Pediatr Emerg Care. 2022 Aug 17. doi: 10.1097/PEC.0000000000002826. Online ahead of print.
OBJECTIVE: Infectious diseases, including pneumonia, malaria, and diarrheal diseases, are the leading causes of death in children younger than 5 years worldwide. The vast majority of these deaths occur in resource-limited settings where there is significant variation in the availability and type of human, physical, and infrastructural resources. The ability to identity gaps in healthcare systems that may hinder their ability to deliver care is an important step to determining specific interventions for quality improvement. Our study objective was to develop a comprehensive, digital, open-access health facility survey to assess facility readiness to provide pediatric critical care in resource-limited settings (eg, low- and lower middle-income countries).
METHODS: A literature review of existing facility assessment tools and global guidelines was conducted to generate a database of survey questions. These were then mapped to one of the following 8 domains: hospital statistics, services offered, operational flow, facility infrastructure, staff and training, medicines and equipment, diagnostic capacity, and quality of clinical care. A 2-phase survey was developed and an iterative review process of the survey was undertaken with 12 experts based in low- and middle-income countries. This was built into the REDCap Mobile Application for electronic data capture.

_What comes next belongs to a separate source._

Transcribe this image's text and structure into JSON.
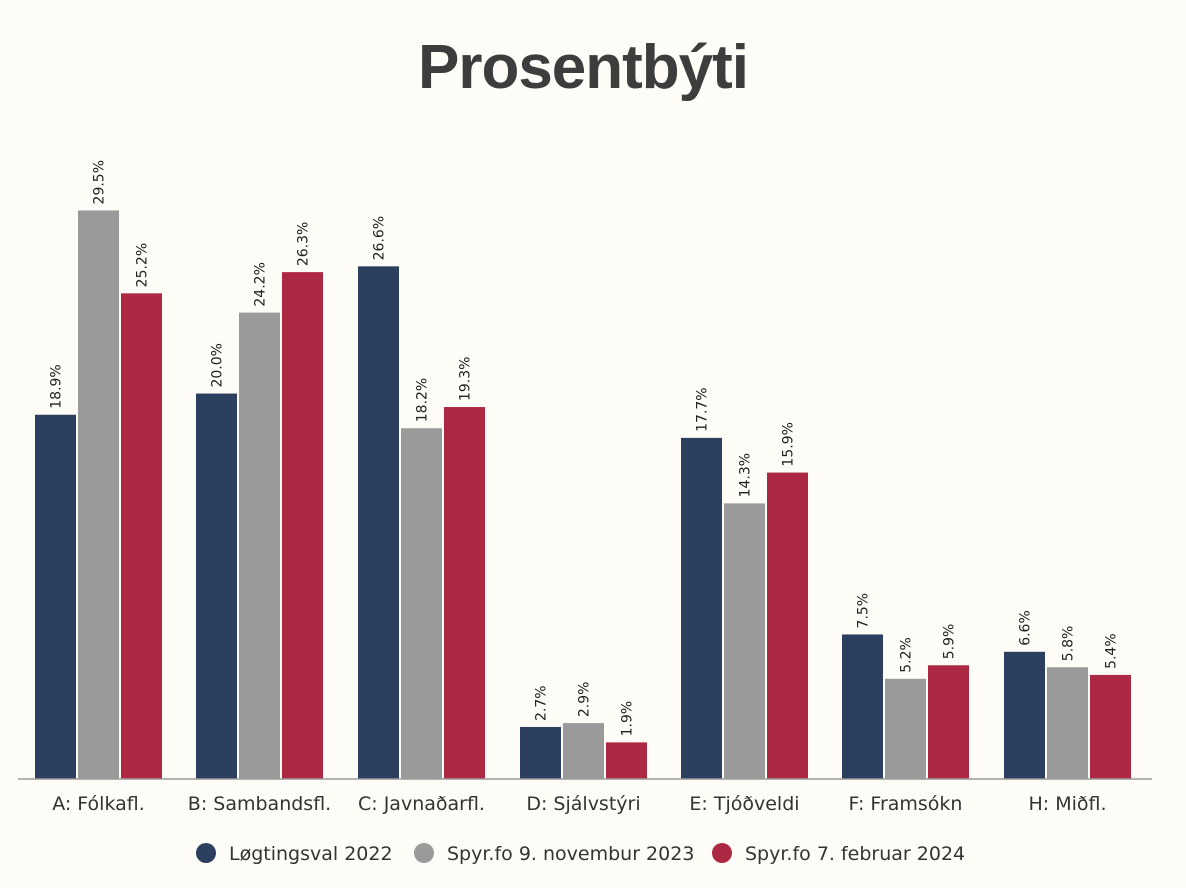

RESULTS: The literature review process yielded 7 facility assessment tools and 7 global guidelines for inclusion. After the iterative review process, the final survey consisted of 11 sections with 457 unique questions in the first phase, “environmental scan,” focusing on the infrastructure, availability, and functionality of resources, and 3 sections with 131 unique questions in the second phase, “observation scan,” focusing on the level of clinical competency.
CONCLUSIONS: A comprehensive 2-phase survey was created to evaluate facility readiness for pediatric critical care. Results will assist hospital administrators and policymakers to determine priority areas for quality improvement, enabling them to implement a Plan-Do-Study-Act cycle to improve care for the critically ill child.